Nevertheless, as Cox explained, there is an emotional aspect too.

“I think everybody would agree that there’s nothing supporters love more than seeing someone come through the ranks, no matter where they’re from, and represent their club. There’s a real bond and attachment there which is important.

“Take Terry Kennedy for example. He’s done that here, he’s in the first team now and last weekend, even though his family are all Barnsley fans and he probably was growing-up as a young lad too, there he was, at Oakwell, giving absolutely everything for this team.

“That’s something you can’t put a price on, having that type of core at the heart of things, and we’re fortunate we’ve got a manager here (Nigel Clough) who puts huge emphasis on that. He’s not shy about bringing our players on.

“One of the moments that’s really sticks with me is when, during last year’s game against Rotherham, we had six out there on the pitch and won. You could sense the way the crowd really got behind them.”

Louis Reed, who could make his 31st appearance of the season when United, fifth in the table with five games remaining and eight points clear of seventh place, resume their push for the play-offs at Oldham Athletic tomorrow. The teenage midfielder represented England against Switzerland at under-18 level last month while fellow United alumni Kyle Walker, Phil Jagielka, Stephen Quinn and Jonathan Forte, now plying his trade at Boundary Park, have all won senior caps.
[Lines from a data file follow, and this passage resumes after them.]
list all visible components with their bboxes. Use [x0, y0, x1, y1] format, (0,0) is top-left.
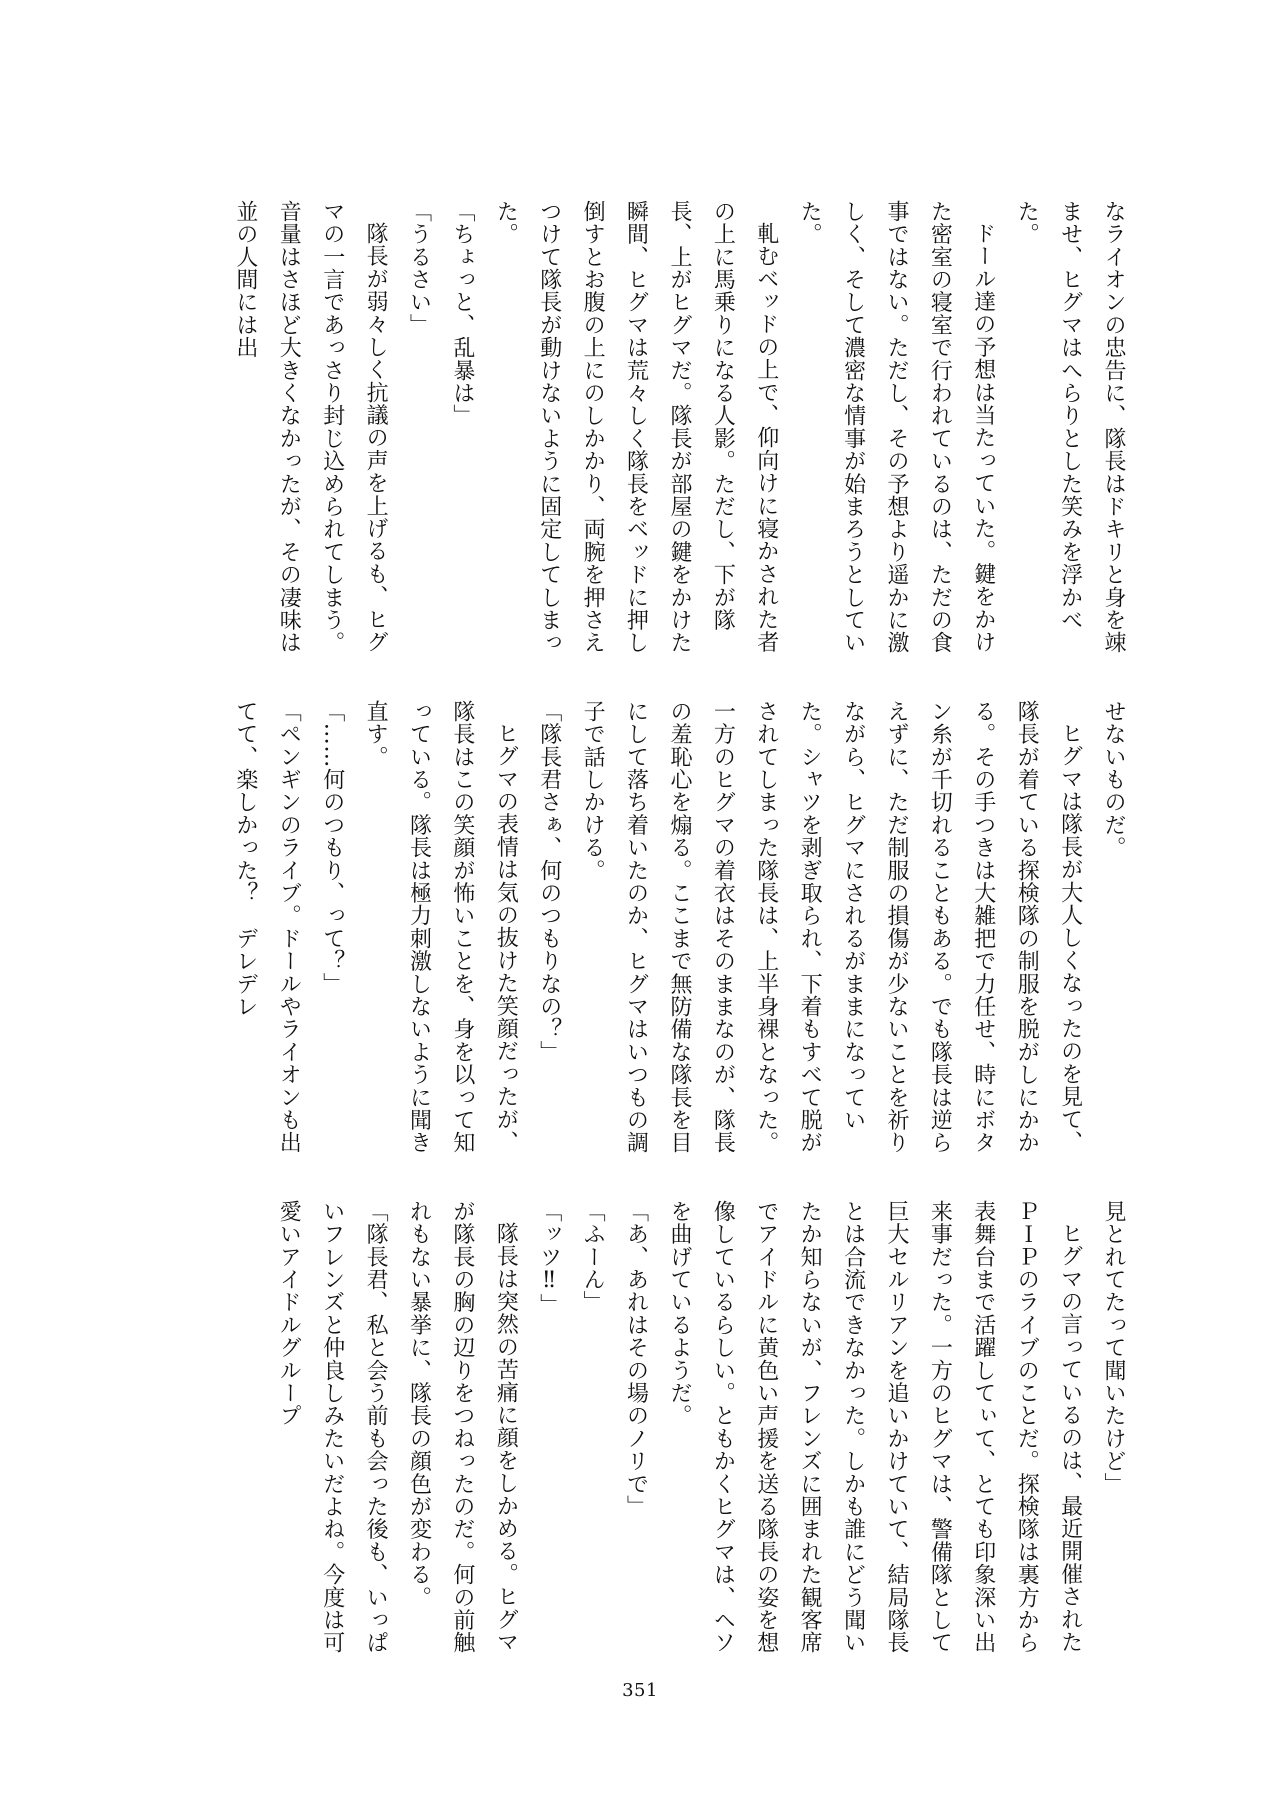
paragraph: ヒグマは隊長が大人しくなったのを見て、隊長が着ている探検隊の制服を脱がしにかかる。その手つきは大雑把で力任せ、時にボタン糸が千切れることもある。でも隊長は逆らえずに、ただ制服の損傷が少ないことを祈りながら、ヒグマにされるがままになっていた。シャツを剥ぎ取られ、下着もすべて脱がされてしまった隊長は、上半身裸となった。一方のヒグマの着衣はそのままなのが、隊長の羞恥心を煽る。ここまで無防備な隊長を目にして落ち着いたのか、ヒグマはいつもの調子で話しかける。: [580, 700, 1083, 1154]
dialogue-line: 「……何のつもり、って？」: [319, 700, 345, 996]
dialogue-line: 「ちょっと、乱暴は」: [449, 200, 475, 427]
paragraph: 見とれてたって聞いたけど」: [1101, 1200, 1126, 1496]
paragraph: 隊長は突然の苦痛に顔をしかめる。ヒグマが隊長の胸の辺りをつねったのだ。何の前触れもない暴挙に、隊長の顔色が変わる。: [406, 1200, 519, 1654]
dialogue-line: 「ペンギンのライブ。ドールやライオンも出てて、楽しかった？ デレデレ: [232, 700, 302, 1154]
dialogue-line: 「うるさい」: [406, 200, 432, 337]
paragraph: 軋むベッドの上で、仰向けに寝かされた者の上に馬乗りになる人影。ただし、下が隊長、上がヒグマだ。隊長が部屋の鍵をかけた瞬間、ヒグマは荒々しく隊長をベッドに押し倒すとお腹の上にのしかかり、両腕を押さえつけて隊長が動けないように固定してしまった。: [493, 200, 779, 654]
paragraph: ヒグマの表情は気の抜けた笑顔だったが、隊長はこの笑顔が怖いことを、身を以って知っている。隊長は極力刺激しないように聞き直す。: [363, 700, 519, 1154]
paragraph: 隊長が弱々しく抗議の声を上げるも、ヒグマの一言であっさり封じ込められてしまう。音量はさほど大きくなかったが、その凄味は並の人間には出: [232, 200, 389, 654]
dialogue-line: 「あ、あれはその場のノリで」: [623, 1200, 649, 1518]
dialogue-line: 「ふーん」: [580, 1200, 606, 1314]
dialogue-line: 「隊長君、私と会う前も会った後も、いっぱいフレンズと仲良しみたいだよね。今度は可愛いアイドルグループ: [276, 1200, 389, 1654]
text-tier-top: [145, 200, 1135, 660]
dialogue-line: 「ッツ‼」: [536, 1200, 562, 1317]
dialogue-line: 「隊長君さぁ、何のつもりなの？」: [536, 700, 562, 1064]
text-tier-middle: [145, 700, 1135, 1160]
paragraph: ヒグマの言っているのは、最近開催されたＰＩＰのライブのことだ。探検隊は裏方から表舞台まで活躍してぃて、とても印象深い出来事だった。一方のヒグマは、警備隊として巨大セルリアンを追いかけていて、結局隊長とは合流できなかった。しかも誰にどう聞いたか知らないが、フレンズに囲まれた観客席でアイドルに黄色い声援を送る隊長の姿を想像しているらしい。ともかくヒグマは、ヘソを曲げているようだ。: [666, 1200, 1083, 1654]
paragraph: なライオンの忠告に、隊長はドキリと身を竦ませ、ヒグマはへらりとした笑みを浮かべた。: [1014, 200, 1126, 654]
paragraph: ドール達の予想は当たっていた。鍵をかけた密室の寝室で行われているのは、ただの食事ではない。ただし、その予想より遥かに激しく、そして濃密な情事が始まろうとしていた。: [797, 200, 996, 654]
paragraph: せないものだ。: [1101, 700, 1126, 859]
page-number: 351: [622, 1680, 658, 1701]
text-tier-bottom: [145, 1200, 1135, 1660]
“Everybody always namechecks places such as the North-West, London and Newcastle as the places where England internationals tend to come from,” Cox acknowledged. “But the lads there aren’t from a different gene pool. They aren’t born better players.

“The talent is here in our area and, when you consider the size of it and the population, there’s plenty of it too. Opportunity is everything and we are trying to provide as much of it as we can.”

With that in mind, United have rolled-out a series of pioneering programmes including open-trials, brainstorming sessions for amateur coaches and, most recently, a partnership with Sheffield College designed to give those who failed to make the grade first time around a second chance.

“I think there can be a little bit of snobbery at times within academies,” Cox, who worked at Watford before joining United in December 2012, said. “That, if a youngster hasn’t been with you since the age of seven or whatever, then they’re not going to have the right qualities.

“But one of the things we’ve done here is analyse the different pathways people like Kyle took on their way to us and there’s a huge amount of variation there. People don’t develop at the same rate, the lives they have away from football aren’t the same either and so we’ve got to be flexible too.”

“We’ve got lads from all over with us,” Cox added. “There’s plenty from Ireland here for example and that goes to show we’ve also got broad horizons.

“But it also makes sense to try and make the most of the talent that’s on your own patch too. That’s what we’re always aiming to do.”